Kent göçüğü, kıldan ince köprülere kenar beldelerdeydik artık
günahlarına peygamber sorarların keşişleri.. gözlerine mil çeken sağırlar
tarihimize söylensizlik varmışçasına kulak kabartıyorlardı bana.. gebe kadınlara:
nedensizdi her yokluk eşiğimize kurulsa da diyorduk
oysa cenazeler kaldırılıyordu.. yerle birlerden uzaklaştırılıp
kalabalıklar içine kutsanmışlardan indirilip giydiriliyordu ölümler
kaçkınıydı kederlerimizin.. ışığa uysal kılınamıyordu göz çukurlarım
imzası bendim.. söyleten ve doğuran toprağın
konuksever delirmişliğimi hala kovuşturamıyordu aklım
sakalımın arasından okşanılmayı aranıyordu kuytularıyla yanakların
besmelesiz ağzımdın, kulaklarımdın, kâfir küfründeydik örtülüsüne aşkların
başım alıp nemrut belletmişti kendini ve bedenime müşriktim evlerinin çatısında
kokumuza münkir çıkıyordun her tufandan.. perdesi gerilmiş kıyısı yok bir denizdin.
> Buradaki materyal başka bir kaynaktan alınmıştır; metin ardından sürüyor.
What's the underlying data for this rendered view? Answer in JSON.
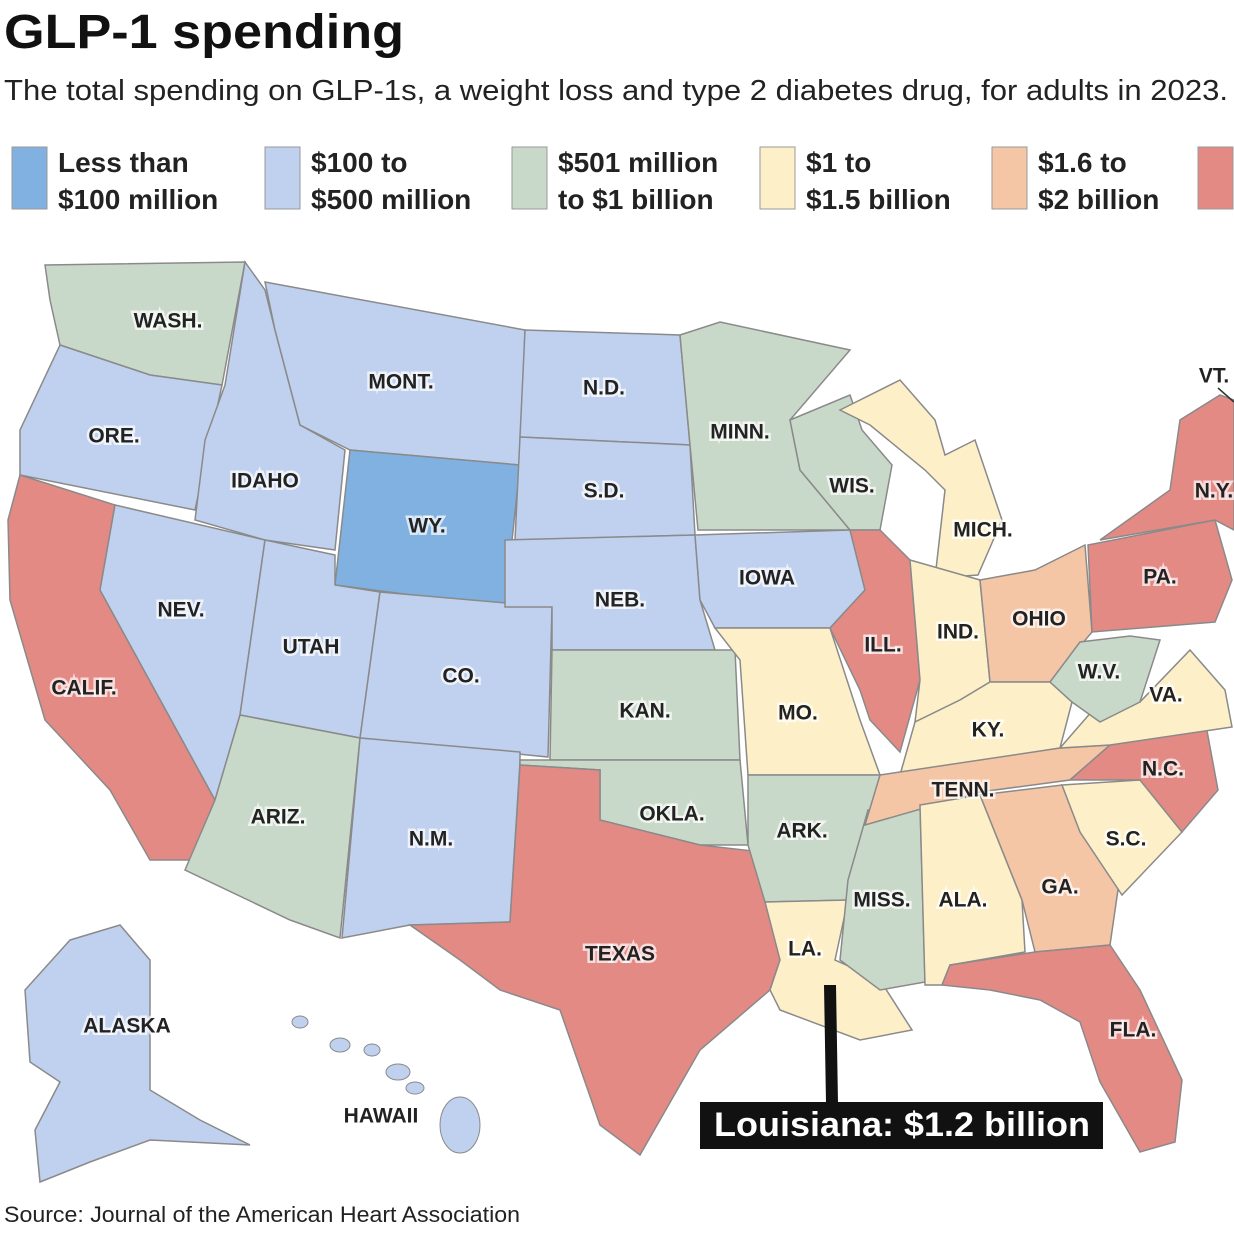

Her doğum aldanış katığı.. her suç, uğurlanmanın
öylesine ağırdı bir insanı yaşamak.. kendine ölmekten
gerisingeri yaşanmayacak kadar dirilmekti hiç.. hıncım kanıt
baldırlarıma sarmalanan gözü pek aşıklar
iç içe geçmiş benliklerinden bize doğru kaçarken
birinci hamur sözlerden savrulup öykünemiyordu şiirlere
çalıntı kor ve ibrahimin elleriyle alnımdan öpüyordu uzaklar ve sen
ama kent hala kusuyordu kasıklarından
yüreğime kar veriliyordu nemrutun ateşinden
kanıma karşın düzmece içindeydi; bir insanı yaşamak
kül kalır kor alınırdım.. tanrılar oyun edemezdi yanmışlarına.
M.Mustafa Uslu
Mustafa UsluKayıt Tarihi : 24.4.2008 15:29:00
© Bu şiirin her türlü telif hakkı şairin kendisine ve / veya temsilcilerine aittir.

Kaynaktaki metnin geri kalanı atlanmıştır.